No fim do dia - Sair impreterivelmente antes do pôr do sol. Dar a partida, abrir os vidros, acender os faróis (ainda dentro da garagem, e sem o som do rádio). Na rua, buzinar para os passantes - sintonizar o happy hour. Esperar no farol e prestar atenção para não invadir a faixa de ônibus. Lombadas. Táxis. Via perigosa, com pouca visibilidade e de duas mãos - acender novamente os faróis, ativar o "pisca-alerta" e diminuir a marcha. Rir dos apresentadores. Descida. Entrar à esquerda lá embaixo, sem cair nos buracos, um pouco na contramão. Esperar o coletivo. Novo farol (o último). Marginal. Da "local" para a "expressa". Atenção aos limites de velocidade. Um pouco de trânsito na ponte. À direita, chegou. Rampa. Ticket. FM desintonizada. Vaga perto do elevador. Escada rolante...
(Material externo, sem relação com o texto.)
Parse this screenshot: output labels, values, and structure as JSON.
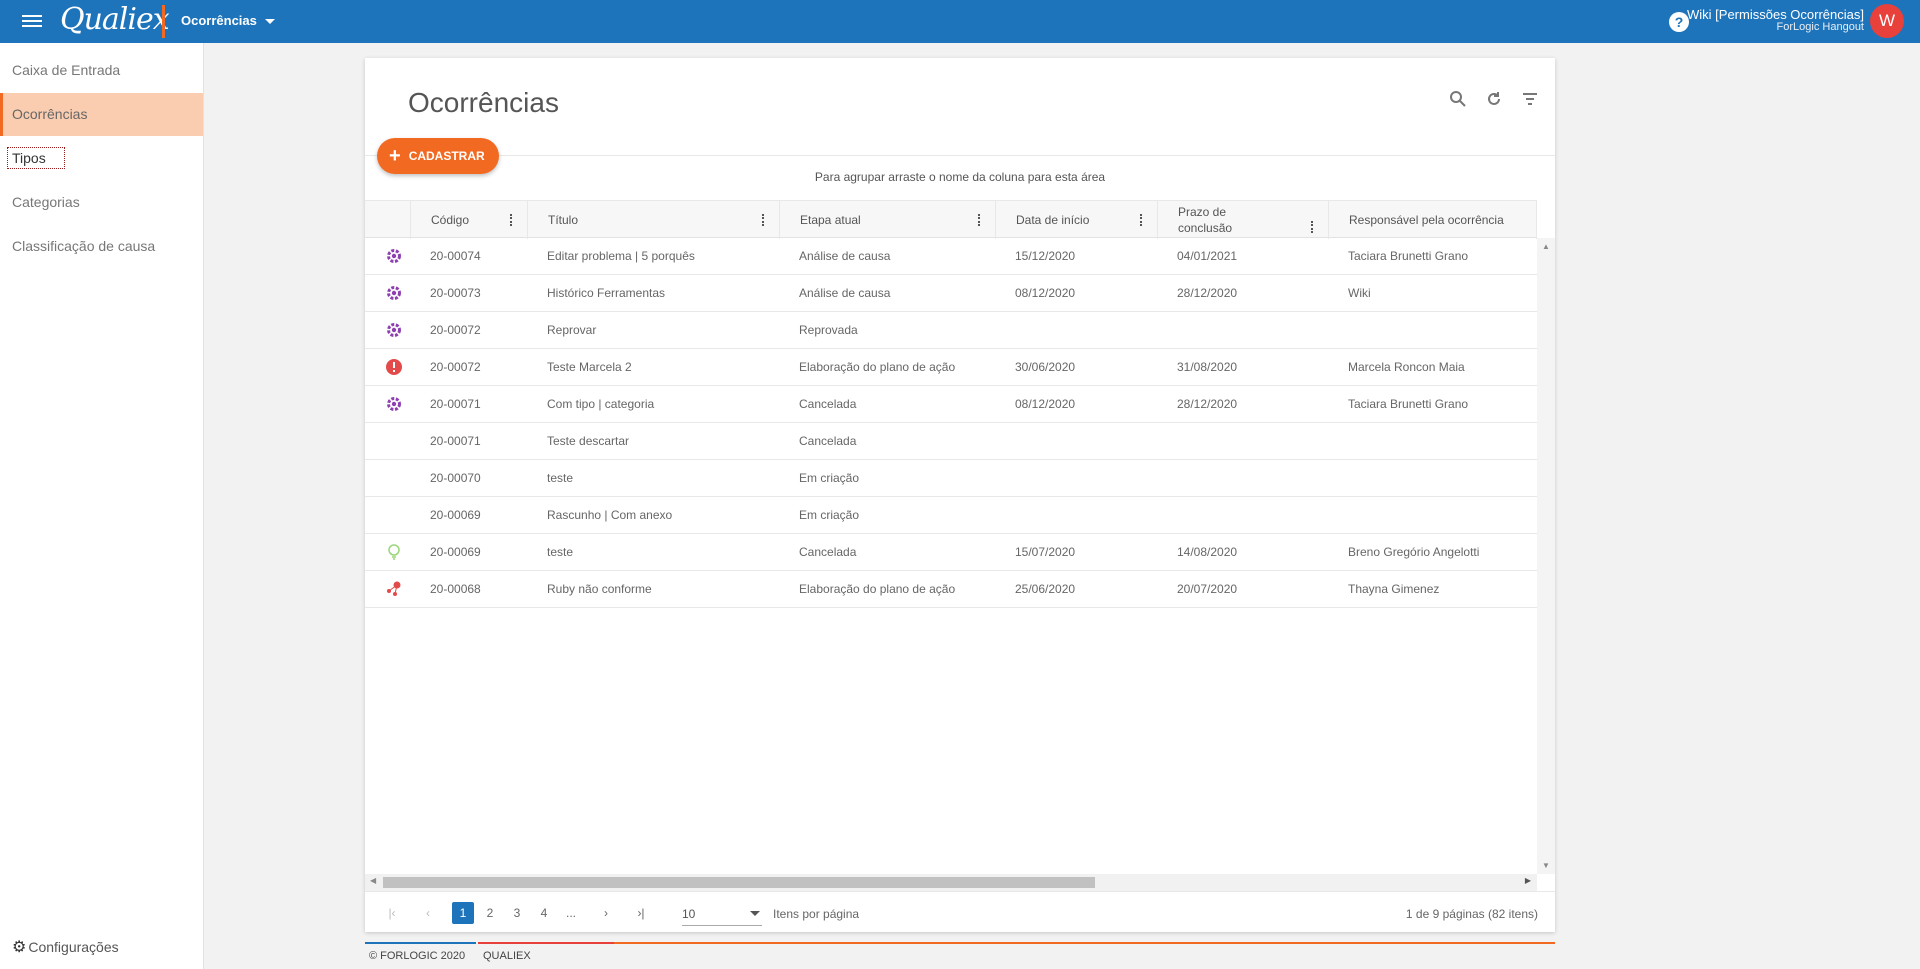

Na academia - Escolher o armário. Abrir o mesmo. Tirar os sapatos. Colocar a mochila no banco em frente. Tirar o xampu e o relógio à prova d'água. Encaixá-los no patamar do meio. No de baixo, pôr de pé a toalha. O sabonete, próximo ao trinco, mas sem obstruir a passagem. Separar o polar e a cinta elástica (para fixá-lo). (Ao lado, o livro, se for pedalar.) Tirar a calça, a camisa e/ou a malha. Dobrar. Guardar na mochila, na parte maior e mais funda. Colocar o short e a camiseta. Tirar o tênis do saco plástico, dobrar o último e calçar o primeiro. Pendurar no gancho interior. Trancar. (Na saída, seguir o mesmo procedimento, ao contrário.)

Ao deitar - Banheiro, escova de dentes e flogoral quando houver afta ou garganta irritada. Moletom, camiseta furada, moletom. Protetor para o pescoço. Chinelo confortável. Fechar todas as portas dos armários. Apoiar peças semi-sujas/semilimpas na cadeira. Luz no abajur. Livro. Ajuste milimétrico dos travesseiros. Quando cansar, virar de lado. Alguma coisa deixada para trás (esquecimento...). Desmanchar o arranjo, remediar o fato e tentar reorganizar tudo de novo. (O travesseiro, pelo menos, não fica igual.) Falar com a namorada. Do telefone na ponta de lá. Sentar recostado na cabeceira da cama (para que a "quina" não pegue na base do crânio.) Às segundas, assistir ao Roda-Viva - ou então "zapear" sem esperança. Parar no Deustch Welle. Sentir saudades do Alemão. Tentar entender alguma coisa. (Em vão.) Onze horas. Meia-noite. Até amanhã.